A crippling transport blockade in Bangladesh stretched into a second day yesterday, a day after a political activist was killed amid a lingering political stalemate threatening to disrupt coming elections.
Thousands of protesters returned to the streets to block vehicle movement in the capital, Dhaka, after taking a break during the night.
Dhaka, a city of 10 million people, was cut off from rest of the country after protesters rallied or squatted on key streets, the private ATN Bangla TV channel reported.
Most Dhaka streets were empty of traffic except for tricycle rickshaws, which protesters allowed to operate.
A 14-party alliance run by Sheikh Hasina -- the main opposition leader during former prime minister Khaleda Zia's five-year tenure, which ended in October -- launched the indefinite nationwide transport blockade on Sunday.
The alliance is demanding changes to the Election Commission and voter list, as well as a fresh election schedule.
The alliance says the current commission and voter list favor Zia's party.
Zia's four-party coalition disputes the claim, and wants the elections to go ahead as scheduled on Jan. 21.
No violence was reported yesterday, but clashes between rival political activists left one person dead and about 50 others injured in northeastern Sylhet district on Sunday, the opening day of the indefinite protest strike.
President Iajuddin Ahmed, who heads the country's interim government, was set to meet advisors yesterday to discuss how to end the standoff, his office said.

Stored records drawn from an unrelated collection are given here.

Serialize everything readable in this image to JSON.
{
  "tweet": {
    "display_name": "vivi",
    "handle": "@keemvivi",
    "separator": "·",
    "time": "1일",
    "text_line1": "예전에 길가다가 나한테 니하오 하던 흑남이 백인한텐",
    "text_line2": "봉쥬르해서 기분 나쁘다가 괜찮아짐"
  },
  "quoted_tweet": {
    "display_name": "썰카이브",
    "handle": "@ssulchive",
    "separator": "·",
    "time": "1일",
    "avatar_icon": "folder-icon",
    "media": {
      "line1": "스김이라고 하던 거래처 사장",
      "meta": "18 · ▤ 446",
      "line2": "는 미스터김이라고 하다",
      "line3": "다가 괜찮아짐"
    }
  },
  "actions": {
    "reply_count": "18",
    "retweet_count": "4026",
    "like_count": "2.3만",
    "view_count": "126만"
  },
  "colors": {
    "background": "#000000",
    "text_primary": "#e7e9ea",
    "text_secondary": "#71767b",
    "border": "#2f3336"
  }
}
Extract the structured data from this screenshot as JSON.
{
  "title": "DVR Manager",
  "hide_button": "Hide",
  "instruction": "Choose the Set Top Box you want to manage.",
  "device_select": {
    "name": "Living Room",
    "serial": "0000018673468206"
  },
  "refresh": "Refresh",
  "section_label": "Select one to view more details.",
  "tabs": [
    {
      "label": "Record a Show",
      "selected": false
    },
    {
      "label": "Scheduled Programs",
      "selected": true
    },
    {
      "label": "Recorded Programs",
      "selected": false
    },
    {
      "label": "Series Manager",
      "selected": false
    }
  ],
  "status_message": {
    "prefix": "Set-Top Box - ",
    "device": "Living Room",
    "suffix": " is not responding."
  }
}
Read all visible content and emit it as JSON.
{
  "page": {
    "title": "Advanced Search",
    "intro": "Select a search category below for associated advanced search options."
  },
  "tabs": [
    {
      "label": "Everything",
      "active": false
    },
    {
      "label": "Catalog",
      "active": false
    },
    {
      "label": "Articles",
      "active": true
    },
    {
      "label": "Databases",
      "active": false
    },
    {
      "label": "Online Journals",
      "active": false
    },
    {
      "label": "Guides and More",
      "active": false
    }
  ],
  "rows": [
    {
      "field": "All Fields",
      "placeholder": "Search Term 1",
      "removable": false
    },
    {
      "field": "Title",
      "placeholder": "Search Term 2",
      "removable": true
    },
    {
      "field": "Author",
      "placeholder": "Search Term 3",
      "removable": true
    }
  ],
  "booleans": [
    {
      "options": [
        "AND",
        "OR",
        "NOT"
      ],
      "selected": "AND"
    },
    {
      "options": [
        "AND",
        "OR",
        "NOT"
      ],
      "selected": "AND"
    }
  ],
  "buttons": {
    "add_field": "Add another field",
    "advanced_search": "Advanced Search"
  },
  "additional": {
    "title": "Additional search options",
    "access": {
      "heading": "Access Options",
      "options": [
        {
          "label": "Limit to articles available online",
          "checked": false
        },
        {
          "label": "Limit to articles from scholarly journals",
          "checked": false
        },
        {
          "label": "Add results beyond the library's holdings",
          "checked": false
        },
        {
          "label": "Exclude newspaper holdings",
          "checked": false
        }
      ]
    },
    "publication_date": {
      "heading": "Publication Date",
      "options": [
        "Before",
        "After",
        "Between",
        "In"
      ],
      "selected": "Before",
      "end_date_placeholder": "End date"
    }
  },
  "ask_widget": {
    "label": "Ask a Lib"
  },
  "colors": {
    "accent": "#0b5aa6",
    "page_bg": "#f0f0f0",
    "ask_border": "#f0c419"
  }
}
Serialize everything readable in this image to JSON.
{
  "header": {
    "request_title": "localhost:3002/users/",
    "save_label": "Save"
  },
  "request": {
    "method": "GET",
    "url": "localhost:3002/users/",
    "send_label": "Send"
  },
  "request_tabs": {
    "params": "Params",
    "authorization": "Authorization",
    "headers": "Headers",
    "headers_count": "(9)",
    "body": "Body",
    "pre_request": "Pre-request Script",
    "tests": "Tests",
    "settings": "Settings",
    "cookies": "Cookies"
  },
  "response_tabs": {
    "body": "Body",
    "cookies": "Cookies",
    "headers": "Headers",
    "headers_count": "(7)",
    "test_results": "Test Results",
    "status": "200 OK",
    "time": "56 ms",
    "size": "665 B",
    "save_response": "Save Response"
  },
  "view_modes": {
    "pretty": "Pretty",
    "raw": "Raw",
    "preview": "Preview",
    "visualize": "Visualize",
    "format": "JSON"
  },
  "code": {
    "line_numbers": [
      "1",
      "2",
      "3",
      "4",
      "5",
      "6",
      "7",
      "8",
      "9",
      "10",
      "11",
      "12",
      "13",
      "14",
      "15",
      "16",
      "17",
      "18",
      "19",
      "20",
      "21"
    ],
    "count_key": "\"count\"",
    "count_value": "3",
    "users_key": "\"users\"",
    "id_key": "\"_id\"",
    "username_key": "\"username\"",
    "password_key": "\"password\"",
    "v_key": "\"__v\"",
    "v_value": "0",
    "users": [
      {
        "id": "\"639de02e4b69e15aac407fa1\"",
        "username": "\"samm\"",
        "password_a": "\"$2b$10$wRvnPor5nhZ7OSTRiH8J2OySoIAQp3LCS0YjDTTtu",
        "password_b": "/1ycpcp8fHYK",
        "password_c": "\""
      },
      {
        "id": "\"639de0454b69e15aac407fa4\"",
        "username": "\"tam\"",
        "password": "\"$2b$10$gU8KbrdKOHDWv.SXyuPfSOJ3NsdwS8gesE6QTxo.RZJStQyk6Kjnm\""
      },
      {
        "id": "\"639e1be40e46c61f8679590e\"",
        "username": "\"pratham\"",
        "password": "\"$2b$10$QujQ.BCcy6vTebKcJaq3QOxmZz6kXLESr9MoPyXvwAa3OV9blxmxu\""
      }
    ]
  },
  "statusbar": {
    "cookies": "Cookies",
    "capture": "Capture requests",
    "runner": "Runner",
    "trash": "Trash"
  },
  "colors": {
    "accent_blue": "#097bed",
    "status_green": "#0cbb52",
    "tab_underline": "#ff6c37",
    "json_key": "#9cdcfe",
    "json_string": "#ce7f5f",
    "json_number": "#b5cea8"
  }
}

On Sunday, three advisors from the interim government met separately with Zia and Hasina, said Information Advisor Mahbubul Alam, a member of the government delegation.
Alam said the talks with Zia were positive, and that they had "discussed issues related to holding the elections in a free and fair manner."
In the meeting with Hasina, "we openly discussed the government's position on their demands," Alam told reporters, again without giving further information.
Ahmed, charged with leading the caretaker government until the January elections, also held separate meetings on electoral reform with the political rivals on Saturday, but made no headway.
Earlier on Sunday, supporters of Zia and Hasina had fought in the streets of Sylhet, about 190km northeast of Dhaka, a police official said by telephone from the northeastern district.
Fayez Ahmed, 25, a local leader of the student wing of Zia's Bangladesh Nationalist Party, was killed.